La caravana de niños y gitanas tardó cerca de una semana en llegar a Málaga. El maltrecho camino carretero que iba hacia el sur les expuso a la inquina de las autoridades y los vecinos de El Arahal, la Puebla de Cazalla, Osuna, Alora, Cártama, antes de llegar a la famosa ciudad a orillas del Mediterráneo. El rey había dispuesto que los gastos de la comida y el traslado de los gitanos se cubriesen con el producto de la venta de sus pertenencias, pero no había dado tiempo de sacarlas en almoneda, y los corregidores y alcaldes de los pueblos se negaron a procurar, a cuenta de un rey que difícilmente les devolvería esos dineros, más que lo imprescindible para que aquellas mujeres no fallecieran en sus jurisdicciones y les originasen problemas; el hambre, pues, fue haciendo mella en las gitanas, que tuvieron que presenciar, indefensas, cómo los soldados robaban sus raciones y que además reservaban lo poco que les restaba para alimentar a sus hijos.
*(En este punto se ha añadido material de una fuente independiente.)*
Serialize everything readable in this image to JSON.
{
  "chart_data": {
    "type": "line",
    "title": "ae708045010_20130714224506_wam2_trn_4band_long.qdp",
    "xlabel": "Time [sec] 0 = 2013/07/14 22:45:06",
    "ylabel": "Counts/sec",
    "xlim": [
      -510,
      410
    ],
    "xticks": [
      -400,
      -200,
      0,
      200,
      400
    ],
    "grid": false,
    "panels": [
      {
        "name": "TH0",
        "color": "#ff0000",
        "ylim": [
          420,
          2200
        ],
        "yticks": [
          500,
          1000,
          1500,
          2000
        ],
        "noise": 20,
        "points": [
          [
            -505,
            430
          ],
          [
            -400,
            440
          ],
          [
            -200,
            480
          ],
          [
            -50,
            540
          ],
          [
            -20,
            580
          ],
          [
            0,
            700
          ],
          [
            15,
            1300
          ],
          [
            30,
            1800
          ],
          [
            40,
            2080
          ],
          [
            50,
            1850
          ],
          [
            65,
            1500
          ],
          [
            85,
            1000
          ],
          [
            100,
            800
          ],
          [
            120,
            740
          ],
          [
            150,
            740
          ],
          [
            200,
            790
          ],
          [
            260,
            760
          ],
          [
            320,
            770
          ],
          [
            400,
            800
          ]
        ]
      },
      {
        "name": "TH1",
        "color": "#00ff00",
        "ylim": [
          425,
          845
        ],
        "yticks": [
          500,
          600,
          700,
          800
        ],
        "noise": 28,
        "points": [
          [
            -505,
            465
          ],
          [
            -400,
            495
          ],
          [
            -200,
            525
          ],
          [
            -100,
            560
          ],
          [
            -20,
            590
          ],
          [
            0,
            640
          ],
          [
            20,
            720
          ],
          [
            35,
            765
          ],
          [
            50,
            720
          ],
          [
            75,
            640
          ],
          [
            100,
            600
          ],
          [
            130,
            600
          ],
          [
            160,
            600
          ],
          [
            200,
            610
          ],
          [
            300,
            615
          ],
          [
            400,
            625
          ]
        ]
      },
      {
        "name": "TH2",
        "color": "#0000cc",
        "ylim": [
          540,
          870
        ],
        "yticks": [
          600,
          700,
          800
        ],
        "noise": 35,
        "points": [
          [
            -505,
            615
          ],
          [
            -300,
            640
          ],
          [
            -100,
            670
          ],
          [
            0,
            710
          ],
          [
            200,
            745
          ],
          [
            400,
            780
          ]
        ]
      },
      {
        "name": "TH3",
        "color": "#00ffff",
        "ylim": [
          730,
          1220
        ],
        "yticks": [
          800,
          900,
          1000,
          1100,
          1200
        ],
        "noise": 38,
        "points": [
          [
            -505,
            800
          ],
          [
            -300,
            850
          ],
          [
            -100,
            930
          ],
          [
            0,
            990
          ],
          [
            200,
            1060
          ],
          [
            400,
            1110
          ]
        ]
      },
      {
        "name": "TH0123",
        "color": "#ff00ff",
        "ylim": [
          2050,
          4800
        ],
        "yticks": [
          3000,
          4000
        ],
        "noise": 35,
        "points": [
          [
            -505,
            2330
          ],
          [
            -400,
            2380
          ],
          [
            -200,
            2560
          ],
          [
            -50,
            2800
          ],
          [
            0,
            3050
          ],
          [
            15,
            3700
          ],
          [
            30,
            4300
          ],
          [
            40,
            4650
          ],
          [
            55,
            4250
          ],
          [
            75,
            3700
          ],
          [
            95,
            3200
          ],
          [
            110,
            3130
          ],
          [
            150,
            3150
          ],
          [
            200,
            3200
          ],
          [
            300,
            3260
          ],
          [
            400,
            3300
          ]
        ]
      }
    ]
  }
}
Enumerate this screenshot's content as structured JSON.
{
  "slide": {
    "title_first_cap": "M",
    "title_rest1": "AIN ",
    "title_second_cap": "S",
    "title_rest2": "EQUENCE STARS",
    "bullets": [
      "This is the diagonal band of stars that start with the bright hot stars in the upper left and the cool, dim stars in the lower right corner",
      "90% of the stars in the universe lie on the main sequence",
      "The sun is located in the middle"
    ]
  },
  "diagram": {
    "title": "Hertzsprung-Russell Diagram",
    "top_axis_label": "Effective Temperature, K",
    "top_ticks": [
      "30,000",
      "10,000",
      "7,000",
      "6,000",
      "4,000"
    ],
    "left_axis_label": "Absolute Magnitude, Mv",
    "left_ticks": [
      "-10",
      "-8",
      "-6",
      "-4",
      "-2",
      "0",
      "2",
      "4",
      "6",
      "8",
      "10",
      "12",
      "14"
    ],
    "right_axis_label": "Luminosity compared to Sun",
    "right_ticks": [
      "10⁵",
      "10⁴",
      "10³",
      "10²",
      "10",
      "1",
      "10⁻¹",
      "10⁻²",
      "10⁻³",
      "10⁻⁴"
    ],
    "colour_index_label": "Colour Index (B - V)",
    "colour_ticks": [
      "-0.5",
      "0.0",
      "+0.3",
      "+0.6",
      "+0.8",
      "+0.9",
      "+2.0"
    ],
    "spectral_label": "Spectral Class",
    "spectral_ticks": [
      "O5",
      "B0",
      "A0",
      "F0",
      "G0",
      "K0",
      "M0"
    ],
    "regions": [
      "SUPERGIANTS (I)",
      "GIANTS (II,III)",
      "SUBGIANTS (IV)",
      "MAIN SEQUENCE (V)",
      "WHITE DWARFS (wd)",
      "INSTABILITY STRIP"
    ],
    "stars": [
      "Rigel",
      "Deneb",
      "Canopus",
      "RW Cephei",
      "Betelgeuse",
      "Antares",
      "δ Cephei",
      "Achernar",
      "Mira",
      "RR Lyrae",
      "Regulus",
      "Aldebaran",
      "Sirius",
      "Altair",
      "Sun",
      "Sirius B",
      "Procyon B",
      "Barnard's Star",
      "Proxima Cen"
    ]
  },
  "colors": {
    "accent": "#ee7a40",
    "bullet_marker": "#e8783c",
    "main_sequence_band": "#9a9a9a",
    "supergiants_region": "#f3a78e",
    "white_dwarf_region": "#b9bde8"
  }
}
En la primera noche, Ana recorrió la fila de carros en busca de la madre de Francisco, que así se llamaba el niño, con la que se topó haciendo el mismo recorrido que ella pero en sentido inverso y preguntando carro a carro por su pequeño. Se trataba de una gitana de Sevilla que por un instante olvidó lo desesperado de su situación y recibió a su hijo con los brazos extendidos. Sin dejar de abrazarlo, miró a Ana.

—Gracias…

—Ana —se presentó ella—. Ana Vega.

—Manuela Sánchez —dijo la otra.

—Es un buen chaval —comentó Ana revolviendo el sucio cabello de Francisco—, y canta muy bien.

Ana lo había entretenido con canciones a lo largo de la inacabable e incómoda jornada en el carro.

—Sí, igual que su padre.

La sonrisa de Manuela desapareció. Ana la imaginó evocando a su hombre. ¿Y José? Volvió a sentir la desazón que la había perseguido durante los días de prisión en la cobertera del pastor, envuelta en las constantes quejas y lamentos de las gitanas por la separación de sus esposos. Ella… Las lágrimas no brotaban de sus ojos cuando pensaba en José. ¿Qué había sido de su vida? ¿Dónde había quedado el amor que un día creyó sentir por su esposo? Solo Milagros los unía. Apretó los labios. Por lo menos la muchacha estaba libre. Aquel era su único consuelo, poco importaba el resto si su niña seguía libre. Se irguió. ¡Debían luchar! El rey le había robado a su padre durante su infancia; la condena a galeras había llevado a su madre a la muerte, y ahora otro rey le robaba… su propia libertad. ¡No estaba dispuesta a someterse, a rogar y a suplicar, a arrastrarse ante los payos y ante sacerdotes y frailes como había hecho junto a su madre cuando solo era una niña! ¡No! No lo haría. El tiempo… o la muerte resolverían la situación.

—Enséñanos cómo cantas, Francisco —le pidió entonces para sorpresa de Manuela.

Ana empezó a palmear con suavidad, sus dedos extendidos y crispados.

—Canta, hijo —se sumó con dulzura la madre.

El niño se sintió observado y, con los ojos clavados en el suelo y los dedos de los pies descalzos jugueteando con la arena, empezó a tararear las mismas canciones con las que habían luchado contra el tedio del viaje. Ana palmeó con más fuerza.

—¡Venga, Francisco! —le animó la madre con la voz tomada y lágrimas en los ojos.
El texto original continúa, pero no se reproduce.